When I’m unwell, when the darkness descends and I can’t reach my characters anymore, I lock my words in a musty mental trunk and pile distractions on the lid. I talk only about the most mundane and shallow topics. I write only grocery lists and technical documentation for my day job at an insurance company. I become a makeshift Pandora, barricading myself in the dark with magazines and Netflix binges, because chancing the loss of the light is unfathomable.

Those few who know the signs give occasional gentle nudges, entreaties, or quiet “maybe you should write a little” comments. One consistently braves bloody retribution with bald reminders that I’m full of bitchcraft when I’m not writing, and would I please go kill something (on paper of course) so I feel better.

My writing group has dwindled over the past years to a single lovely voice reminding me to stop watching YouTube videos and just fucking WRITE.

But my words are hoarded. I am Gollum guarding my precious: woe to anyone who forces the lid open before I’m ready.

Woe to the characters locked away; it gets crowded in there.

A polite knock from inside the trunk prompts a gentle conversational poke from my conscience about books requiring attention. It’s irritating. I ignore them both and watch Fallon videos on YouTube.

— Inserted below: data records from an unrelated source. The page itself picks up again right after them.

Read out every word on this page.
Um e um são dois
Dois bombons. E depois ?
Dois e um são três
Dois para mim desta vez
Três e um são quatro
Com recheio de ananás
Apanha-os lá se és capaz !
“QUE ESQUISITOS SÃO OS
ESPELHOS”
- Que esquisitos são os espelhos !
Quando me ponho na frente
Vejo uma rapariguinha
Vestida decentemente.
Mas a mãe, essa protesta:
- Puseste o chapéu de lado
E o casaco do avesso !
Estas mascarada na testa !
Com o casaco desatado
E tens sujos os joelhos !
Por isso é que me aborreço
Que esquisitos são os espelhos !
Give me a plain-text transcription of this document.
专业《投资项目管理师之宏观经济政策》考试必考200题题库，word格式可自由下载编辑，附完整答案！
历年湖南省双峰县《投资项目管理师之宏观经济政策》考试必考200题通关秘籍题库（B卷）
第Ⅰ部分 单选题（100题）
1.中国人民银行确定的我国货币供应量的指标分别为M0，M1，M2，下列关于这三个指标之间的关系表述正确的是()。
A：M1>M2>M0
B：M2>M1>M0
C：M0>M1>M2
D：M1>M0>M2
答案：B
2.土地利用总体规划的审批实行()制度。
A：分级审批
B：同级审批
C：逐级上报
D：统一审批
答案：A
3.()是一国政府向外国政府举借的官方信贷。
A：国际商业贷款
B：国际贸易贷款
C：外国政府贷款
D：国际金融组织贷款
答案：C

A more insistent pounding jiggles the trunk’s lid. My writing group gives me a deadline for pieces they can critique. It’s grating. I finally read the non-fiction ancient history book I’d promised to review months ago.

The prisoners lose their polite patience; a small army of angry dwarves with pickaxes strikes constant blows from beneath the lid. My head is full and I’m cranky.

Eventually my bravest beloved gives me the LOOK, with a heavy knowing sigh, and reminds me that I NEED to write to be well, because stewing is somewhere south of favorable for all of us. It’s infuriating, and I watch terrible horror movies.

Eventually, no matter how far I withdraw from the world and myself, I return. I find a smidgen of energy. I shut off the TV. I set the junk food books aside. My stubborn streak subsides enough to let sense take over, and I hear their commentary, inside and out. I open the box, careful not to damage the lock: no doubt I’ll need it again.

The emotional sludge is fetid, a backup that needs lancing in order to let characters out. I write for my own escape, for that painful release that only comes with a pressure valve’s opening. A tirade of furious handwriting in a half-full journal, words gallop out of their prison in illegible ink. Pages fill with garbage that’s been swirling inside for weeks, and I sigh when my hand cramps around the pen: the constant buzzing finally goes quiet in my head.

Some people worry their secret lives will come to light after their death. Pacts are made: promises given to delete or burn anything a loved one might find distressful. I fear Death will come get me for the chicken thing before I’m finished letting everyone out, and that anyone reading my journals without knowing my writing cycle would assume I’m constantly miserable. In truth, journals are the key to opening the trunk of clamoring tales waiting impatiently for their turn to escape my head and slip out into the world.

Writing is the way I become well, and remain myself through the cycles of exhausted apathy. Under the onslaught of random plots announcing themselves at inopportune moments, my notebooks fill with the new inspirations and I have enough to stay busy until the next bout of darkness.

Now. Where are my notes on That Damned Bird.